If the policy holders have umbrella insurance, a policy that extends their car insurance and home insurance policies, they may not need to purchase PIP insurance. The umbrella insurance policy will cover the medical bills for anyone who sues them for bills that go beyond what the liability insurance covers.

Collision Coverage

Collision coverage is an important insurance policy for new cars but as time goes by, people can drop this type of coverage when their cars are no longer new. If they are purchasing a used car, they may never need to buy this type of insurance at all.

Policy holders will need to pay premiums for collision coverage as well as the deductible if they need to file a claim. These amounts could be very expensive and it’s possible that the policy holders wouldn’t be able to afford this amount if they ever have a collision.

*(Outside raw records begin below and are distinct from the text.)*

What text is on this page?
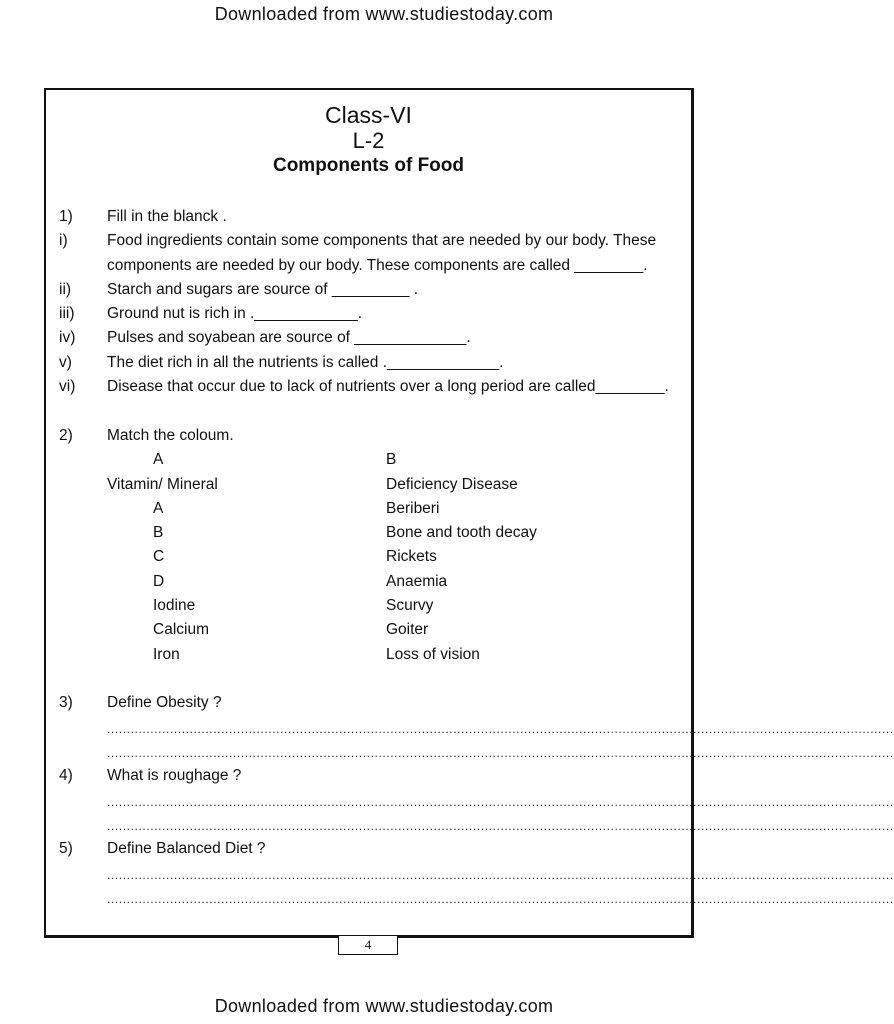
Downloaded from www.studiestoday.com
Class-VI
L-2
Components of Food
1) Fill in the blanck .
i)	Food ingredients contain some components that are needed by our body. These
components are needed by our body. These components are called ________.
ii) Starch and sugars are source of _________ .
iii) Ground nut is rich in .____________.
iv) Pulses and soyabean are source of _____________.
v) The diet rich in all the nutrients is called ._____________.
vi) Disease that occur due to lack of nutrients over a long period are called________.
2) Match the coloum.
A	B
Vitamin/ Mineral	Deficiency Disease
A	Beriberi
B	Bone and tooth decay
C	Rickets
D	Anaemia
Iodine	Scurvy
Calcium	Goiter
Iron	Loss of vision
3) Define Obesity ?
........................................................................................................................................................................................................
........................................................................................................................................................................................................
4) What is roughage ?
........................................................................................................................................................................................................
........................................................................................................................................................................................................
5) Define Balanced Diet ?
........................................................................................................................................................................................................
........................................................................................................................................................................................................
4
Downloaded from www.studiestoday.com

They also need to consider the amount of money they would receive after they have paid the premiums for the year and the deductible. The actual cash value (ACV) on a used car may be very low. In this case, they would be paying several hundreds of dollars to receive a small sum of money, and this may not be worth it for some car owners.

Comprehensive Coverage

The same applies to comprehensive coverage as applies to collision coverage if the car has a low monetary value. The owners of a car worth less than $1,000, for example, will pay yearly premiums for this coverage. After the car has been completely destroyed by something other than a collision, they will have a deductible to pay and all they will receive is the car’s ACV that could be much lower than what has already been paid in premiums. In this case, comprehensive coverage may not be a good buy.

Emergency Roadside Assistance

It’s not always necessary to purchase emergency roadside assistance because some people already have it. Roadside assistance may be included in the new car’s manufacturer’s warranty. If the vehicle isn’t new, people may still have roadside assistance without knowing it because their credit card companies offer this service.

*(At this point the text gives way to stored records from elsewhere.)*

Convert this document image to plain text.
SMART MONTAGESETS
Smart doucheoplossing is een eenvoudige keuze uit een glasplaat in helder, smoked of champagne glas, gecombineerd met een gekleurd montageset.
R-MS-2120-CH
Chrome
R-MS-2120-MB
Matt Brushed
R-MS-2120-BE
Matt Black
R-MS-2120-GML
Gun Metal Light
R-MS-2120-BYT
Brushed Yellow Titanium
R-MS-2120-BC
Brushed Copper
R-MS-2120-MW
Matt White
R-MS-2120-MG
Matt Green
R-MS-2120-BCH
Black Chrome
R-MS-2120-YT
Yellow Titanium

Car owners also have the option of joining an automobile club such as the American Automobile Association, also known as AAA. Membership with AAA might even be more advantageous to car owners because membership applies to the person and not the vehicle.

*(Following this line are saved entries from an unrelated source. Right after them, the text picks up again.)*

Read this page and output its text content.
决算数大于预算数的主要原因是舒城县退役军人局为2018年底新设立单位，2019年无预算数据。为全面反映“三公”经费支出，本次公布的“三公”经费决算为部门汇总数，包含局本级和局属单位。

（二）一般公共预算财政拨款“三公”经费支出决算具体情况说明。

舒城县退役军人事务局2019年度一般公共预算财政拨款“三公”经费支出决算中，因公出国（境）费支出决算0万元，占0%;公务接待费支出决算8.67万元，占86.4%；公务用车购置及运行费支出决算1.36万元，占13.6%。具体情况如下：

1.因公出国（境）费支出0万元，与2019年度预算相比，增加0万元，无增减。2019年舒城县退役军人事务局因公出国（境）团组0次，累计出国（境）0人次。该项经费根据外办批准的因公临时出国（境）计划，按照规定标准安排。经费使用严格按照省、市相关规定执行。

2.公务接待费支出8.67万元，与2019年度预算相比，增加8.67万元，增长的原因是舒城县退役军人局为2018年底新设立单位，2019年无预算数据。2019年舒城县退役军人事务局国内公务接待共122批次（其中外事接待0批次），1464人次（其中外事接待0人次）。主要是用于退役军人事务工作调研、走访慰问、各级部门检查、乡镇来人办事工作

For example, if a AAA member is a passenger with someone who is not a AAA member, the passenger has the ability to call AAA for help. It doesn’t matter that the member was not driving his or her own car.

Guaranteed Auto Protection (GAP) Insurance

GAP insurance is a type of coverage that is not needed for every car. When people purchase their vehicles through financing, they receive a loan for the price of the vehicle but the price and what the car is worth will be two very different things.

Everyone has heard that a new vehicle’s value decreases significantly just after the new owner drives it off of the lot. The depreciation continues rapidly in the next two to three years and the difference between what is owed on the vehicle and what it is worth grows. The reason is because the loan’s balance is decreasing at a slower pace than the car is depreciating.

If the vehicle were to be written off as a total loss, the car insurance company would pay the insured the ACV. The problem here would be that this amount wouldn’t cover what is owed on the loan, and the policy holder would have to pay the difference. The difference is what GAP insurance will cover.

Someone with a used car wouldn’t need to purchase GAP insurance if there would never be a large discrepancy between what is owed on the vehicle and the ACV. People who might want to consider GAP insurance are:

* Those who lease their vehicles
* Those whose financing agreements will be longer than five years
* Those who offered a down payment that was less than 20 percent
* Those with the negative equity from their old vehicles rolled into the new loan
* Those who will drive their vehicles more than 15,000 miles a year
* Those who purchased a vehicle known to depreciate rapidly

All five car insurance coverages have a purpose for some vehicles. But, people who don’t own those types of vehicles can evaluate their situations and possibly not have a need to buy this insurance.